3 Ekim 1839'da Gülhane Hatt-ı Hümayunu'nun Reşid Paşa tarafından
okunmasından bir iki hafta sonra, fotoğrafın bulunuşu ilk kez,
İstanbul'da yayınını Türkçe, Arapça, Fransızca sürdüren Takvim-i Vekayi
gazetesinin 28 Ekim 1839 (19 Şaban 1255) Pazartesi günü 186. sayısında
duyuruldu.
1840 yılında Yenicami avlusunda ilk Postane-i Amire kuruldu. Aynı yıl
İngiliz William Churchill'in yabancı basından aktardığı yazılarla
yayınına başlayan Ceride-i Havadis Gazetesi'nin 25 Ağustos 1840 (26
Cemazıyelahır 1256) Salı günü 47. sayısında, Daguerre'in ticari amaçla
çoğalttığı makinasından söz edilmekteydi.

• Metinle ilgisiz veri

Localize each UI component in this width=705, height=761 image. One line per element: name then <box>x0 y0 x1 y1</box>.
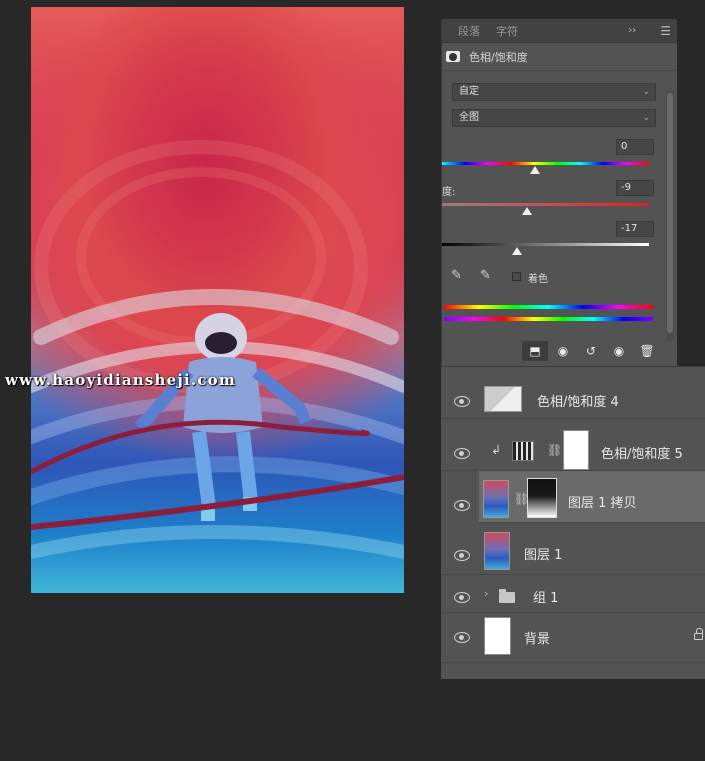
channel-value: 全图 <box>459 112 479 123</box>
chevron-down-icon: ⌄ <box>642 87 650 97</box>
clip-to-layer-icon[interactable]: ⬒ <box>522 341 548 361</box>
colorize-checkbox[interactable] <box>512 272 521 281</box>
adjustment-mask-icon[interactable] <box>446 51 460 62</box>
scrollbar-thumb[interactable] <box>667 93 673 333</box>
visibility-eye-icon[interactable]: ◉ <box>606 341 632 361</box>
adjustment-icon <box>512 441 534 461</box>
layer-row[interactable]: 色相/饱和度 4 <box>441 367 705 419</box>
panel-menu-icon[interactable]: ☰ <box>660 24 671 38</box>
preset-value: 自定 <box>459 86 479 97</box>
properties-scrollbar[interactable] <box>666 91 674 341</box>
artwork-canvas <box>31 7 404 593</box>
eye-icon[interactable] <box>454 448 470 459</box>
eyedropper-icon[interactable]: ✎ <box>451 268 462 283</box>
saturation-slider-track[interactable] <box>442 203 649 206</box>
lightness-slider-track[interactable] <box>442 243 649 246</box>
eye-icon[interactable] <box>454 592 470 603</box>
view-previous-state-icon[interactable]: ◉ <box>550 341 576 361</box>
layer-mask-thumbnail <box>563 430 589 470</box>
layer-thumbnail <box>484 386 522 412</box>
properties-footer: ⬒ ◉ ↺ ◉ 🗑 <box>522 341 660 361</box>
layer-row[interactable]: ↲ ⛓ 色相/饱和度 5 <box>441 419 705 471</box>
watermark-text: www.haoyidiansheji.com <box>5 371 236 389</box>
hue-slider-thumb[interactable] <box>530 166 540 174</box>
layer-name[interactable]: 图层 1 <box>524 544 562 563</box>
eye-icon[interactable] <box>454 500 470 511</box>
channel-dropdown[interactable]: 全图 ⌄ <box>452 109 656 127</box>
layer-name[interactable]: 图层 1 拷贝 <box>568 492 637 511</box>
hue-value-field[interactable]: 0 <box>616 139 654 155</box>
astronaut-figure <box>134 313 312 521</box>
chevron-right-icon[interactable]: › <box>484 587 488 600</box>
eyedropper-plus-icon[interactable]: ✎ <box>480 268 491 283</box>
layer-name[interactable]: 组 1 <box>533 587 558 606</box>
expand-panels-icon[interactable]: ›› <box>628 25 636 36</box>
layers-panel: 色相/饱和度 4 ↲ ⛓ 色相/饱和度 5 ⛓ 图层 1 拷贝 图层 1 › 组… <box>441 366 705 679</box>
layer-name[interactable]: 背景 <box>524 628 550 647</box>
layer-row[interactable]: 图层 1 <box>441 523 705 575</box>
saturation-slider-thumb[interactable] <box>522 207 532 215</box>
eye-icon[interactable] <box>454 396 470 407</box>
layer-name[interactable]: 色相/饱和度 5 <box>601 443 683 462</box>
folder-icon <box>499 589 515 603</box>
preset-dropdown[interactable]: 自定 ⌄ <box>452 83 656 101</box>
colorize-label: 着色 <box>528 274 548 285</box>
layer-mask-thumbnail <box>527 478 557 518</box>
saturation-label: 度: <box>442 187 456 198</box>
layer-row-selected[interactable]: ⛓ 图层 1 拷贝 <box>479 471 705 523</box>
reset-icon[interactable]: ↺ <box>578 341 604 361</box>
layer-thumbnail <box>484 617 511 655</box>
clipping-arrow-icon: ↲ <box>491 443 502 457</box>
trash-icon[interactable]: 🗑 <box>634 341 660 361</box>
layer-row[interactable]: 背景 <box>441 613 705 663</box>
color-spectrum-bottom <box>444 317 653 321</box>
properties-panel: 段落 字符 ›› ☰ 色相/饱和度 自定 ⌄ 全图 ⌄ 0 度: -9 -17 … <box>441 19 677 366</box>
layer-name[interactable]: 色相/饱和度 4 <box>537 391 619 410</box>
tab-character[interactable]: 字符 <box>496 23 518 39</box>
tab-paragraph[interactable]: 段落 <box>458 23 480 39</box>
eye-icon[interactable] <box>454 550 470 561</box>
properties-title: 色相/饱和度 <box>469 50 528 64</box>
chevron-down-icon: ⌄ <box>642 113 650 123</box>
artwork-graphic <box>31 140 404 559</box>
color-spectrum-top <box>444 305 653 309</box>
saturation-value-field[interactable]: -9 <box>616 180 654 196</box>
layer-row[interactable]: › 组 1 <box>441 575 705 613</box>
eye-icon[interactable] <box>454 632 470 643</box>
lightness-slider-thumb[interactable] <box>512 247 522 255</box>
panel-tab-bar: 段落 字符 ›› ☰ <box>442 19 677 43</box>
hue-slider-track[interactable] <box>442 162 649 165</box>
lightness-value-field[interactable]: -17 <box>616 221 654 237</box>
layer-thumbnail <box>483 480 509 518</box>
lock-icon <box>694 628 703 640</box>
properties-header: 色相/饱和度 <box>442 43 677 71</box>
layer-thumbnail <box>484 532 510 570</box>
link-chain-icon[interactable]: ⛓ <box>547 443 562 457</box>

1839 yılının Ekim ayında, Fransız ressam Horace Vernet (1789-1893),
yeğeni Charles Marie Bouton ve Daguerreotypist Goupil Fesquet
(1806-1893), Marsilya limanından yola çıkarak dünyadaki ilk fotografik
geziye başladılar.
Suriye, İskenderiye, Kahire, Sina, Filistin, Tyre, Saidon, Deir El
Kamar, Şam, Kudüs, Nazareth, Beyrut ve Baalbeck'den sonra, 4 Şubat
1840'da İzmir'e vardılar. Fesquet tarafından hazırlanmış olan anı
defterinde, 13 Şubat 1840'da Iena gemisinin bordasından çekilen İzmir'in
Daguerreotype'larından söz edilmektedir.
Bu yıllarda matbaa ve baskı tekniği gelişmediğinden, çekilen
fotoğrafları yayın organlarında ve kitaplarda göstermek olanaksızdı. Bu
çekimler, fotoğraflara ara tonlar verilerek yeniden ressamlar tarafından
çizildi. Fotoğraftan tekrar çizim yolu ile hazırlanmış ilk kitap
Excursions Daguerriennes: Vues et Monuments Les Plus Remarquables du
Globe (1840-1844) adı ile Paris'te N.P. Lerebours tarafından yayımlandı.
Bunlar Avrupa ve Ortadoğu'nun çeşitli yerlerinden saptanmış
görüntülerdi.
İslam mimarisi üzerine araştırmalar yapan Joseph Philbert Girault de
Prangey (1804-1892), Ortadoğu'da 1842-1845 yılları arasında 1000'in
üzerinde Daguerreotype çekti. Bunlardan yapılan illüstrasyonlar 1846'da
Paris'te Monuments Arabes d'Egypte de Syrie, et d'Asie-Mineure Dessines
et Mesures de 1842 a 1845 adı ile basıldı.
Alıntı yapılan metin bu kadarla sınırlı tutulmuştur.